Fahad Razak is an internist at St. Michael’s Hospital and an associate professor at the University of Toronto. Anjali Sergeant is an internal medicine resident at the University of British Columbia. Camille Orridge is a senior fellow at the Wellesley Institute and former CEO of Toronto Central Local Health Integration Network. Tom Closson is a former hospital and regional health authority CEO.
Signs of strain in the health care system have become increasingly apparent, from patients receiving treatment in hallways in prepandemic times, to waves of burnout and resource rationing throughout the COVID-19 crisis. With many difficult decisions on the horizon, it’s important to ask who sets the direction of our health system as we move forward.
To start answering this question, we completed Canada’s largest study examining the gender and racial diversity of our health care leaders. Specifically, we looked at provincial and territorial ministries of health and staffing at our country’s 135 largest hospitals, accounting for more than 3,000 health-system leaders in total.
We have three major findings. First, gender parity exists among health care leaders in Canada, and this extends all the way up to the highest tiers, including deputy ministers of health and hospital chief executive officers. Of course, this representation should not mask other forms of significant gender discrimination that still exist, such as wide disparities in pay.
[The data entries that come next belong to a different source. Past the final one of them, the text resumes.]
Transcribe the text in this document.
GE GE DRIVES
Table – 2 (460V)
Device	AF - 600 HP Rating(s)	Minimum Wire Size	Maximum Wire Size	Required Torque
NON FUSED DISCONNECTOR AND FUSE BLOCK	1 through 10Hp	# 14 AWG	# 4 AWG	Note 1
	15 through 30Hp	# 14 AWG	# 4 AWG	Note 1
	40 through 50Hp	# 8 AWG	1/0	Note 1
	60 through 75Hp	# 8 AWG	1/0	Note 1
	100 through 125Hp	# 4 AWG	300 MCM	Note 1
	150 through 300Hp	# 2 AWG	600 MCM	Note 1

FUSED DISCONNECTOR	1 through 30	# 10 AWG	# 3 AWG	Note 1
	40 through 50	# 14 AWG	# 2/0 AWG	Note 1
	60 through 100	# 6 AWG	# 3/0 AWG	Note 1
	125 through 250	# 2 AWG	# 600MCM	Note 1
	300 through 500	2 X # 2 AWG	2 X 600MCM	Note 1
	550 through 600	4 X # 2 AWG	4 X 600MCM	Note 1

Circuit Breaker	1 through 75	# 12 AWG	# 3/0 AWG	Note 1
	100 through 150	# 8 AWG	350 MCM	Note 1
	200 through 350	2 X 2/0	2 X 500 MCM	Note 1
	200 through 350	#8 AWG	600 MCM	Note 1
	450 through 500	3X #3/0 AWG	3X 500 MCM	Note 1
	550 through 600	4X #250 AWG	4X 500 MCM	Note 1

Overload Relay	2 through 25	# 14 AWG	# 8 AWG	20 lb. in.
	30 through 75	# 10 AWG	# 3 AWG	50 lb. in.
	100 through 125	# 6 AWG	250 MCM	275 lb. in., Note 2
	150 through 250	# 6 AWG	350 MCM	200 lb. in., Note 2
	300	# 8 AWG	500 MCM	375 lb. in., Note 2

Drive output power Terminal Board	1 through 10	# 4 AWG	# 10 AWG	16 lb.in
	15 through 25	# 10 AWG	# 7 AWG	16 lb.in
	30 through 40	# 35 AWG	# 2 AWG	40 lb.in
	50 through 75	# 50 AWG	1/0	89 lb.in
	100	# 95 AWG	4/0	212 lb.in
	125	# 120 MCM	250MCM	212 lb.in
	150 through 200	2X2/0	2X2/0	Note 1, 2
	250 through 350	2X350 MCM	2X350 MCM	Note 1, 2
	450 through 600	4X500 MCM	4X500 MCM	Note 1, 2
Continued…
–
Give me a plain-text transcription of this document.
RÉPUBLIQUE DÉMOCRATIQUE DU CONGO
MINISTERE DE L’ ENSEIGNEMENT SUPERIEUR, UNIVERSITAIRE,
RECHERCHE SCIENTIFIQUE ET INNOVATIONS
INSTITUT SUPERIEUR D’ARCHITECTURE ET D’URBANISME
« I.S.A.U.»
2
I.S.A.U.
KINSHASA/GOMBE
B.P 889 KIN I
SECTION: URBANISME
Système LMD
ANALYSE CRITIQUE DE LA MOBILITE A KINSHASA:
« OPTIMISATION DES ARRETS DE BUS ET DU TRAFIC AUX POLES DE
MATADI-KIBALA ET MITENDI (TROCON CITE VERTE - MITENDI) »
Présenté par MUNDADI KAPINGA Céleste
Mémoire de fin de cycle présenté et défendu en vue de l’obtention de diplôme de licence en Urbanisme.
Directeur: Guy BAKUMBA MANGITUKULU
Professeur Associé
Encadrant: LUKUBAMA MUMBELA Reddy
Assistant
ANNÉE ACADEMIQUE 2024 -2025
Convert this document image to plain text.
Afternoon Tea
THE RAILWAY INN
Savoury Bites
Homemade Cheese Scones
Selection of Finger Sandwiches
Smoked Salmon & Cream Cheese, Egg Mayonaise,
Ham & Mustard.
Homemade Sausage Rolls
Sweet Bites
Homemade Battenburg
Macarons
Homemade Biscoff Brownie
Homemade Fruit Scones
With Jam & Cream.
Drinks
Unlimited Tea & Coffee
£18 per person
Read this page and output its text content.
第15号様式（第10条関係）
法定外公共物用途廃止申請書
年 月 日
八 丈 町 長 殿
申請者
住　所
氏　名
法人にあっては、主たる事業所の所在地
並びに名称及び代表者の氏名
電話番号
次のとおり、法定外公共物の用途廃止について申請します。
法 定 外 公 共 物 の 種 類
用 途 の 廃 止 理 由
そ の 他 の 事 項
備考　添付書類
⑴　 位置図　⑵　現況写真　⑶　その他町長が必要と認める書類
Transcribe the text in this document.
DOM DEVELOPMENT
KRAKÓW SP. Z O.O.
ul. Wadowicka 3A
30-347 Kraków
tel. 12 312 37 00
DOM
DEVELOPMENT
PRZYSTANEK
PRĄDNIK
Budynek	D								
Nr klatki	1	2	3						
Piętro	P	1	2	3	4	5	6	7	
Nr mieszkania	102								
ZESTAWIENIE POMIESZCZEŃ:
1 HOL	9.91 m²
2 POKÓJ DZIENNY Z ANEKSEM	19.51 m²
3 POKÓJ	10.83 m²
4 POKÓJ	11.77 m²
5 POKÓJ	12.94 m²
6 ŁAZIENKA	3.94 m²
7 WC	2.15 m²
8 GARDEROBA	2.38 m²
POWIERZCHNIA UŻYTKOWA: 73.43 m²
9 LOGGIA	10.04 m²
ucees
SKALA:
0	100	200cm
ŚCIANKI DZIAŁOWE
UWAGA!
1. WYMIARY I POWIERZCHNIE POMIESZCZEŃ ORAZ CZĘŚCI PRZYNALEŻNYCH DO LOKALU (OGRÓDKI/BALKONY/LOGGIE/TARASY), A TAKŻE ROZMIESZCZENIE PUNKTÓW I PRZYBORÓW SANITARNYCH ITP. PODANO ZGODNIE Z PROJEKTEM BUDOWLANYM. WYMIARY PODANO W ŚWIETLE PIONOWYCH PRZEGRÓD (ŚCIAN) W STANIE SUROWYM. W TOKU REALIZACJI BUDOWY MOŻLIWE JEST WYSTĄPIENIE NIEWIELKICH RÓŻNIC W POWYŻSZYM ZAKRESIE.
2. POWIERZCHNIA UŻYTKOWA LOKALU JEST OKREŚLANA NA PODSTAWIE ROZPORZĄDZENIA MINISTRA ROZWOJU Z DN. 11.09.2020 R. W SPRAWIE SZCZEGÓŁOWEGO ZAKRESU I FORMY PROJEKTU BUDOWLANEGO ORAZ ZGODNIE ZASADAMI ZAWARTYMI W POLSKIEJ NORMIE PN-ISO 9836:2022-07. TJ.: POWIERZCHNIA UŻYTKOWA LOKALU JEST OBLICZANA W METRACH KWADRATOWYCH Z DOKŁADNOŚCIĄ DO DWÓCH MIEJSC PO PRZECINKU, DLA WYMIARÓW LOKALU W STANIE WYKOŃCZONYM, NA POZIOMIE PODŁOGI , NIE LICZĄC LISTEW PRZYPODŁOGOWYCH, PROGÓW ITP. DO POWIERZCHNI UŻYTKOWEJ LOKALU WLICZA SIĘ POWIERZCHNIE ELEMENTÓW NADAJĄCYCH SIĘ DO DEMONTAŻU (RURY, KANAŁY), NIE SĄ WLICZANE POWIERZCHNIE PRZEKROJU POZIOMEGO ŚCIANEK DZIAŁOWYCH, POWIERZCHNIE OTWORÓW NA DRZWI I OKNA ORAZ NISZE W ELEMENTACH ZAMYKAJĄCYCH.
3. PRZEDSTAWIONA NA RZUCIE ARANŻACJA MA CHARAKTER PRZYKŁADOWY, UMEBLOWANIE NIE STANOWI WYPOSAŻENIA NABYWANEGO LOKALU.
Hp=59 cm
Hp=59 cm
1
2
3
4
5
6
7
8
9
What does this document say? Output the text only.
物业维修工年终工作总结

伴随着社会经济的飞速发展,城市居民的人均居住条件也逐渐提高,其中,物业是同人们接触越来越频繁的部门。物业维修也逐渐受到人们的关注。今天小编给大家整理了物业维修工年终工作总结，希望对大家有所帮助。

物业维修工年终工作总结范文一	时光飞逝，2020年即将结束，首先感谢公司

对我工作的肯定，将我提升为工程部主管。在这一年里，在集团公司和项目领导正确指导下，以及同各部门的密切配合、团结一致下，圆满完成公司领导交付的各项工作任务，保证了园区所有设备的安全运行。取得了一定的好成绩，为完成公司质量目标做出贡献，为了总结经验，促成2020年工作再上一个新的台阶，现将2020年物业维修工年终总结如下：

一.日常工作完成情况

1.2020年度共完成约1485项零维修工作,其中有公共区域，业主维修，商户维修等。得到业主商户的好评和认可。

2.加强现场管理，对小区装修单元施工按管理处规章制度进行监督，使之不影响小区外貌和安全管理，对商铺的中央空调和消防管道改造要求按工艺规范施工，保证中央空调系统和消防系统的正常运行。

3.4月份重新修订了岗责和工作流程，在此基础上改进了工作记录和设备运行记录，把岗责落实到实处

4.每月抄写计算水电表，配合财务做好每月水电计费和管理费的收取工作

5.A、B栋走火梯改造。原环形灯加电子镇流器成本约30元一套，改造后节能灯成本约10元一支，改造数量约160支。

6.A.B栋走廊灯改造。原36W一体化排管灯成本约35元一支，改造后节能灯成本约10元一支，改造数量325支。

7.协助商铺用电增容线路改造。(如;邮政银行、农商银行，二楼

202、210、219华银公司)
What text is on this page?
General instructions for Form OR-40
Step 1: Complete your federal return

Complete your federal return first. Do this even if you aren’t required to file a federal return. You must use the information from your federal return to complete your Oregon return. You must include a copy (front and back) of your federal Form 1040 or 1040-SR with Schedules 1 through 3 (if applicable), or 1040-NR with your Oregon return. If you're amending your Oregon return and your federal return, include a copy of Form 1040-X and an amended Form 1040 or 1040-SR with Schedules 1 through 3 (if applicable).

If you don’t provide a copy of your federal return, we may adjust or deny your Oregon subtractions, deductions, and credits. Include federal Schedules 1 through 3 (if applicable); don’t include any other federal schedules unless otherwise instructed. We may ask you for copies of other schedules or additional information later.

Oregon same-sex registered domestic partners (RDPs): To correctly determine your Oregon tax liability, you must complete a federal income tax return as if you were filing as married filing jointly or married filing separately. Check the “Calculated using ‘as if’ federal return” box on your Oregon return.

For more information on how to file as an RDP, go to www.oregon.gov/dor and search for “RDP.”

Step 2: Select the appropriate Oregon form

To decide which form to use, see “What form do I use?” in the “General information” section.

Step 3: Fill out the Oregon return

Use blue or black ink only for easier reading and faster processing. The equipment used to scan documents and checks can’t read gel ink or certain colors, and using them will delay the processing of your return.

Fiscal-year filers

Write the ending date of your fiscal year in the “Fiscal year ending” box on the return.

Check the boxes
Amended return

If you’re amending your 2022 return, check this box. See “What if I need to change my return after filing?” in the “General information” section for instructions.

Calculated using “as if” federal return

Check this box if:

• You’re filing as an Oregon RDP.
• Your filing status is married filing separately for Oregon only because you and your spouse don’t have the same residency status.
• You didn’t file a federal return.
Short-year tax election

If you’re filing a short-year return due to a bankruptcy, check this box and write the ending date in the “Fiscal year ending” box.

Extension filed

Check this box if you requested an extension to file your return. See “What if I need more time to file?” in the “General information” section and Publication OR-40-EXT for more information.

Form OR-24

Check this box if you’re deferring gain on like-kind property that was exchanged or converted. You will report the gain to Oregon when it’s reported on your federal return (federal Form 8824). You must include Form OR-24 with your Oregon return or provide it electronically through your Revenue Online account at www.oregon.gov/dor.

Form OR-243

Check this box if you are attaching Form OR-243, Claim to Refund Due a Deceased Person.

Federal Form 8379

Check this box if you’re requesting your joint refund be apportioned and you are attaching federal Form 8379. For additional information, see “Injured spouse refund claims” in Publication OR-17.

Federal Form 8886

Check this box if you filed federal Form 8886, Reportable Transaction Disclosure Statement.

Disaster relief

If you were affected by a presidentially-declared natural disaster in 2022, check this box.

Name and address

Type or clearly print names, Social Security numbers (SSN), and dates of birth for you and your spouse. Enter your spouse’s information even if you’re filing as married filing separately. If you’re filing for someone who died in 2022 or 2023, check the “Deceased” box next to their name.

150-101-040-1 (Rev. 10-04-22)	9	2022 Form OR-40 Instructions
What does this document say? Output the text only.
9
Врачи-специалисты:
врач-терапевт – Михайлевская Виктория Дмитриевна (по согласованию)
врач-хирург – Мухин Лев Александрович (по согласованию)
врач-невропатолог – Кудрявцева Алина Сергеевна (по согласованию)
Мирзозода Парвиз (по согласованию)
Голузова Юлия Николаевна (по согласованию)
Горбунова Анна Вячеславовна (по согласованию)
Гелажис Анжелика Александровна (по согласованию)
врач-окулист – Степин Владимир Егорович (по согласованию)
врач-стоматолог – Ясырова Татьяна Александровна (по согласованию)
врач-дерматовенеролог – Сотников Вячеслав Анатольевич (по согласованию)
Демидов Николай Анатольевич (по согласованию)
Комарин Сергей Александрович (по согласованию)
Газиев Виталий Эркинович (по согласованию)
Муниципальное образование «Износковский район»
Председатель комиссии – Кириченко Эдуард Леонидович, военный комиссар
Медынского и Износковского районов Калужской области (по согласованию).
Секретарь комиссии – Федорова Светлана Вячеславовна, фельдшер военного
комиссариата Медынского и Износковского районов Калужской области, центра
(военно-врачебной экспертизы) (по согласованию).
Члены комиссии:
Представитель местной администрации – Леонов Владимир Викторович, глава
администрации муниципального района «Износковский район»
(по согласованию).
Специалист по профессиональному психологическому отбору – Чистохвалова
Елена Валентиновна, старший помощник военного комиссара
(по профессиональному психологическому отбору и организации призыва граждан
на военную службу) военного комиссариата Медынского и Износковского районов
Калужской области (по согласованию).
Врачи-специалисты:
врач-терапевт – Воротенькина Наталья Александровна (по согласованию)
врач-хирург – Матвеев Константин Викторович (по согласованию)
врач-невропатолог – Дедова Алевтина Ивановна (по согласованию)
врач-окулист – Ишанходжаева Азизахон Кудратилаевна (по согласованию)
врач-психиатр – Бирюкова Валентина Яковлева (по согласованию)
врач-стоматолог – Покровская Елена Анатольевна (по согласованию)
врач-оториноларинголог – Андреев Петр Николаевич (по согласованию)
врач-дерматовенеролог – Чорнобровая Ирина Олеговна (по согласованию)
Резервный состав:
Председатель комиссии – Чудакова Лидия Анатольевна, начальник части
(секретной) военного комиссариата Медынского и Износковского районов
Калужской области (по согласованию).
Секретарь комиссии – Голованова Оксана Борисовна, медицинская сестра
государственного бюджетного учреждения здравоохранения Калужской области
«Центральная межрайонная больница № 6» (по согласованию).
In contrast, our second finding is that no racialized people are currently acting as deputy health ministers in Canada, and less than 6 per cent of health care CEOs are racialized. When we look at the racial composition of a province’s population and compare this with its health care leadership, a stark picture emerges. In Ontario, about a third of the province’s population is racialized, whereas hospital leadership is only 12-per-cent racialized (a gap of about 20 per cent).
Our third major finding is most discouraging. When examining hospitals and their locations, we found that as neighbourhoods become more racialized, the gap between the diversity of a given neighbourhood and the diversity of its local hospital leadership widens rather than narrows. In other words, hospitals in the most racialized neighbourhoods have the least representative leadership.
Why is diversity in health care leadership a desirable goal?
Health care receives the single largest allocation of Canadian tax revenue, and leaders set the system’s priorities. Their choices profoundly shape our lives. Who do we prioritize for vaccinations? Do we invest scarce resources into providing basic health care for marginalized communities, or focus on the most advanced cancer treatment? Often there is only limited data available to guide these consequential decisions, and so the lived experiences and identities of our leaders become paramount.
So what do we do when the leadership of a health care system doesn’t look like the population it serves?
First, we need robust data and targets. In our research, we coded people into racial and gender groups based on names and photos available online, and demonstrated that this process could be done with a high level of precision. This idea of “perceived” rather than self-reported race and gender is important, as evidence suggests that what people perceive to be your racial identity affects your likelihood to access greater career opportunities, including promotions. However, there is the potential danger of misclassifying individuals. For example, for many Indigenous people, identity is self-determined, and the external assignment of identity perpetuates colonial constructs. Canadian health care should follow other industries in making the self-reporting of racial and gender identity mandatory among leaders, and with this data should come requirements for representation among executives.
Second, we must recognize that diversity is not a blanket phrase. For example, it’s possible that the push to increase diversity in leadership has been a driving force for the ascendancy of women into these positions. But it’s notable that this effect has been largely realized by white women, as our study showed that racialized women, like all racialized people, are woefully underrepresented. Similarly, a push to increase the number of racialized people in leadership may disproportionally benefit South Asian and East Asian individuals, who are already well represented in health care, potentially to the detriment of underrepresented groups such as Black, Indigenous and Filipino Canadians. Diversity is not as simple as “white male versus ‘other,’” and we must employ an intersectional approach to diversity in health care leadership.
Third, we have to prioritize the problem. The finding that women are equally represented in health care leadership is remarkable and worth celebrating given the large gender disparities that still exist in many other sectors. But it also is a lesson. Diversity policies in health care institutions are long-standing, and the pipeline of health care professionals has progressed to the point that about 50 per cent of all medical school students in Canada have been women for more than two decades. We need a similar pipeline for racialized people.
Fourth, we need to call out gaps as we see them. The term “manel” is now used to describe a panel of speakers devoid of women. But we do not have a similar and commonly used term for the exclusion of racialized groups from organizational leadership, nor has the exclusion of these groups achieved the same recognition in the collective psyche.
It’s been more than 50 years since the landmark Royal Commission on the Status of Women in Canada – do we need to have a similar panel to recognize the plight of racialized people?
The status quo of health care leadership excludes many Canadians. We must reduce the diversity gaps between health care leaders and the populations they serve.